A gothic novel with a strong feminist message, Madam by Phoebe Wynne features a young classics teacher who takes a position at a girl’s boarding school off the coast of Scotland and finds an increasingly disturbing secret underbelly at the school. Dark, unsettling, and gripping!

Setting and Structure

Madam is set in the early 1990s at a fictional boarding school set on the Scottish cliffs named Caldonbrae Hall. The school is housed in an ancestral castle and is quite remote, a quality that not only builds the gothic feel to the novel, but also serves to isolate the students and residents of the school from the outside world in a way that heavily relates to the broader story. The setting is perfect gothic fiction—a gloomy castle, the grey sea, the bleak coastline, the torrents of rain, and the cold dark expanse of the interior.

The book is narrated solely by Rose Christie, a 26-year-old Classics teacher who has recently accepted a post at the school. Rose narrates in the first person her experiences and thoughts as the story unfolds, with brief intermediary chapters that tell the stories of different classic mythological women (Medusa, Dido, Medea, etc). These are structured as the lessons Rose is teaching to her students, and tie into the plot.

Plot and Characters

Rose Christie is the newest teacher at Caldonbrae Hall and the youngest. She is hired to teach classics replacing the previous teacher Jane, whose employment was terminated under mysterious circumstances. The book may be set in 1993, but the practices at the school harken back to the original found of the school 150 years earlier.

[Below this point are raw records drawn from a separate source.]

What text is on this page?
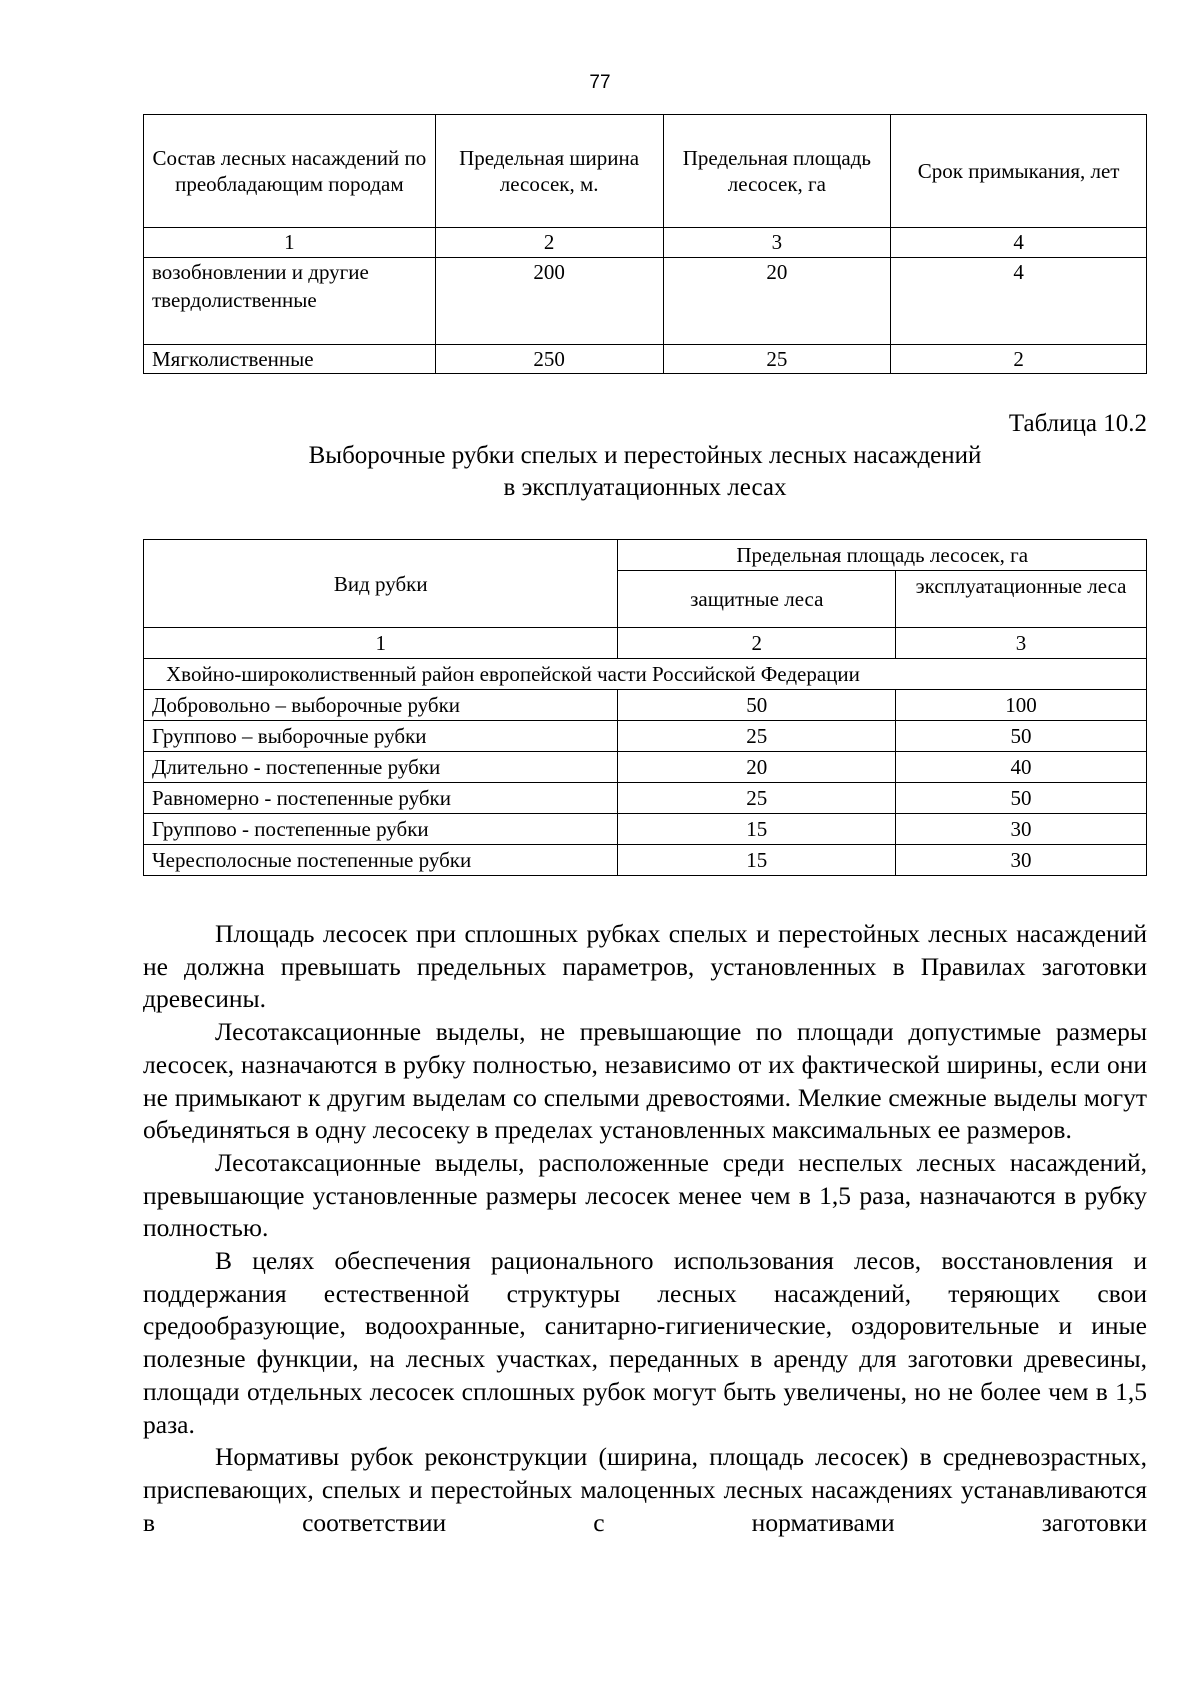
77
Состав лесных насаждений по преобладающим породам	Предельная ширина лесосек, м.	Предельная площадь лесосек, га	Срок примыкания, лет
1	2	3	4
возобновлении и другие твердолиственные	200	20	4
Мягколиственные	250	25	2
Таблица 10.2
Выборочные рубки спелых и перестойных лесных насаждений
в эксплуатационных лесах
Вид рубки	Предельная площадь лесосек, га	
	защитные леса	эксплуатационные леса
1	2	3
Хвойно-широколиственный район европейской части Российской Федерации		
Добровольно – выборочные рубки	50	100
Группово – выборочные рубки	25	50
Длительно - постепенные рубки	20	40
Равномерно - постепенные рубки	25	50
Группово - постепенные рубки	15	30
Чересполосные постепенные рубки	15	30

Площадь лесосек при сплошных рубках спелых и перестойных лесных насаждений не должна превышать предельных параметров, установленных в Правилах заготовки древесины.

Лесотаксационные выделы, не превышающие по площади допустимые размеры лесосек, назначаются в рубку полностью, независимо от их фактической ширины, если они не примыкают к другим выделам со спелыми древостоями. Мелкие смежные выделы могут объединяться в одну лесосеку в пределах установленных максимальных ее размеров.

Лесотаксационные выделы, расположенные среди неспелых лесных насаждений, превышающие установленные размеры лесосек менее чем в 1,5 раза, назначаются в рубку полностью.

В целях обеспечения рационального использования лесов, восстановления и поддержания естественной структуры лесных насаждений, теряющих свои средообразующие, водоохранные, санитарно-гигиенические, оздоровительные и иные полезные функции, на лесных участках, переданных в аренду для заготовки древесины, площади отдельных лесосек сплошных рубок могут быть увеличены, но не более чем в 1,5 раза.

Нормативы рубок реконструкции (ширина, площадь лесосек) в средневозрастных, приспевающих, спелых и перестойных малоценных лесных насаждениях устанавливаются в соответствии с нормативами заготовки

As Rose learns more about the school and her new role, she is horrified to learn that the girls are being taught that femininity is about being docile, finding a husband, and avoiding modern feminist thinking. For Rose, who was raised by a liberal feminist, the truth at the school is unsettling. The more she learns, the more twisted she realizes Caldonbrae Hall truly is, and the more trapped she becomes at the school.

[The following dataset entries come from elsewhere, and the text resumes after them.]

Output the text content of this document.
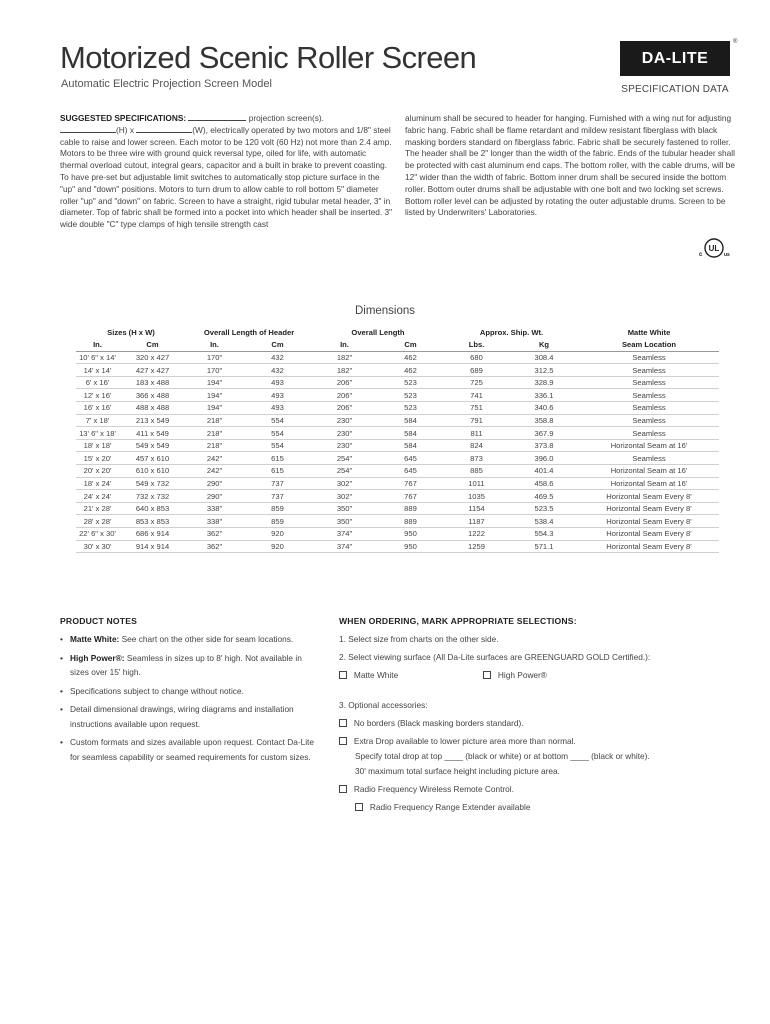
Motorized Scenic Roller Screen
Automatic Electric Projection Screen Model
DA-LITE
®
SPECIFICATION DATA
SUGGESTED SPECIFICATIONS:	projection screen(s).
(H) x	(W), electrically operated by two motors and 1/8" steel cable to raise and lower screen. Each motor to be 120 volt (60 Hz) not more than 2.4 amp. Motors to be three wire with ground quick reversal type, oiled for life, with automatic thermal overload cutout, integral gears, capacitor and a built in brake to prevent coasting. To have pre-set but adjustable limit switches to automatically stop picture surface in the "up" and "down" positions. Motors to turn drum to allow cable to roll bottom 5" diameter roller "up" and "down" on fabric. Screen to have a straight, rigid tubular metal header, 3" in diameter. Top of fabric shall be formed into a pocket into which header shall be inserted. 3" wide double "C" type clamps of high tensile strength cast
aluminum shall be secured to header for hanging. Furnished with a wing nut for adjusting fabric hang. Fabric shall be flame retardant and mildew resistant fiberglass with black masking borders standard on fiberglass fabric. Fabric shall be securely fastened to roller. The header shall be 2" longer than the width of the fabric. Ends of the tubular header shall be protected with cast aluminum end caps. The bottom roller, with the cable drums, will be 12" wider than the width of fabric. Bottom inner drum shall be secured inside the bottom roller. Bottom outer drums shall be adjustable with one bolt and two locking set screws. Bottom roller level can be adjusted by rotating the outer adjustable drums. Screen to be listed by Underwriters' Laboratories.
UL
c	us
Dimensions
Sizes (H x W)		Overall Length of Header		Overall Length		Approx. Ship. Wt.		Matte White
In.	Cm	In.	Cm	In.	Cm	Lbs.	Kg	Seam Location
10' 6" x 14'	320 x 427	170"	432	182"	462	680	308.4	Seamless
14' x 14'	427 x 427	170"	432	182"	462	689	312.5	Seamless
6' x 16'	183 x 488	194"	493	206"	523	725	328.9	Seamless
12' x 16'	366 x 488	194"	493	206"	523	741	336.1	Seamless
16' x 16'	488 x 488	194"	493	206"	523	751	340.6	Seamless
7' x 18'	213 x 549	218"	554	230"	584	791	358.8	Seamless
13' 6" x 18'	411 x 549	218"	554	230"	584	811	367.9	Seamless
18' x 18'	549 x 549	218"	554	230"	584	824	373.8	Horizontal Seam at 16'
15' x 20'	457 x 610	242"	615	254"	645	873	396.0	Seamless
20' x 20'	610 x 610	242"	615	254"	645	885	401.4	Horizontal Seam at 16'
18' x 24'	549 x 732	290"	737	302"	767	1011	458.6	Horizontal Seam at 16'
24' x 24'	732 x 732	290"	737	302"	767	1035	469.5	Horizontal Seam Every 8'
21' x 28'	640 x 853	338"	859	350"	889	1154	523.5	Horizontal Seam Every 8'
28' x 28'	853 x 853	338"	859	350"	889	1187	538.4	Horizontal Seam Every 8'
22' 6" x 30'	686 x 914	362"	920	374"	950	1222	554.3	Horizontal Seam Every 8'
30' x 30'	914 x 914	362"	920	374"	950	1259	571.1	Horizontal Seam Every 8'
PRODUCT NOTES
• Matte White: See chart on the other side for seam locations.
• High Power®: Seamless in sizes up to 8' high. Not available in sizes over 15' high.
• Specifications subject to change without notice.
• Detail dimensional drawings, wiring diagrams and installation instructions available upon request.
• Custom formats and sizes available upon request. Contact Da-Lite for seamless capability or seamed requirements for custom sizes.
WHEN ORDERING, MARK APPROPRIATE SELECTIONS:
1. Select size from charts on the other side.
2. Select viewing surface (All Da-Lite surfaces are GREENGUARD GOLD Certified.):
Matte White	High Power®
3. Optional accessories:
No borders (Black masking borders standard).
Extra Drop available to lower picture area more than normal.
Specify total drop at top ____ (black or white) or at bottom ____ (black or white).
30' maximum total surface height including picture area.
Radio Frequency Wireless Remote Control.
Radio Frequency Range Extender available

I liked Rose as a character, though I’ve seen other reviewers criticize her actions. But Rose herself is trapped at the school, and it becomes clear everyone is in their own way. On top of that, the school has moved Rose’s mother to a care facility, and updates about her mother filter through them. Rose is not only trying to understand what is going on at the school, she is also tackling the mystery of what happened to her predecessor Jane.

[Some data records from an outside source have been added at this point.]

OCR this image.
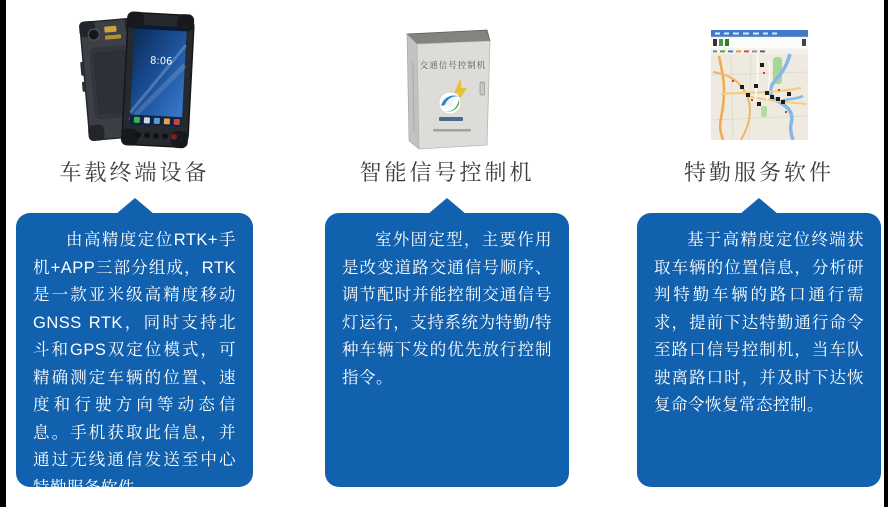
8:06
车载终端设备

由高精度定位RTK+手机+APP三部分组成，RTK是一款亚米级高精度移动GNSS RTK，同时支持北斗和GPS双定位模式，可精确测定车辆的位置、速度和行驶方向等动态信息。手机获取此信息，并通过无线通信发送至中心特勤服务软件。

交通信号控制机
智能信号控制机

室外固定型，主要作用是改变道路交通信号顺序、调节配时并能控制交通信号灯运行，支持系统为特勤/特种车辆下发的优先放行控制指令。

特勤服务软件

基于高精度定位终端获取车辆的位置信息，分析研判特勤车辆的路口通行需求，提前下达特勤通行命令至路口信号控制机，当车队驶离路口时，并及时下达恢复命令恢复常态控制。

There are a few other teachers and staff with troubling and compelling roles in the story. Another male teacher who seems a bit taken with Rose, a fellow teacher who Rose thinks of as her only true friend there, and a disturbing set of administrators and board members. The students are sort of a collection of either those who buy into and benefit from what the school is doing, and the outcasts who respond to Rose’s subtle but intentional feminist teachings. Rose continues to assign works to the students with the hopes that they will take the lessons she intends, though at a point she is being observed and has to be careful about her words in the lessons.

Overall Thoughts

The setting and atmospheric quality made this a stand out for me. The pacing is a bit slow but that adds to the creepy gothic feel, and the mystery is compelling. The ending made me want to see what a sequel to this might explore, though I also was satisfied with the way it concluded. Wynne’s writing and imagery made this a stand out. The truth about the school is both horrifying and salacious.

I saw some reviewers criticize elements of this book that were dated, disturbing, and characters who were racist and I guess that to me was the point of this book. This school is completely dated, teaches absolutely terrible ideals to young women, and is full of stakeholders who are at their core fetishists and misogynists. This added to the disturbing horror-quality of the mystery for me.

Compelling, atmospheric, darkly feminist, and well-written, I thoroughly enjoyed this!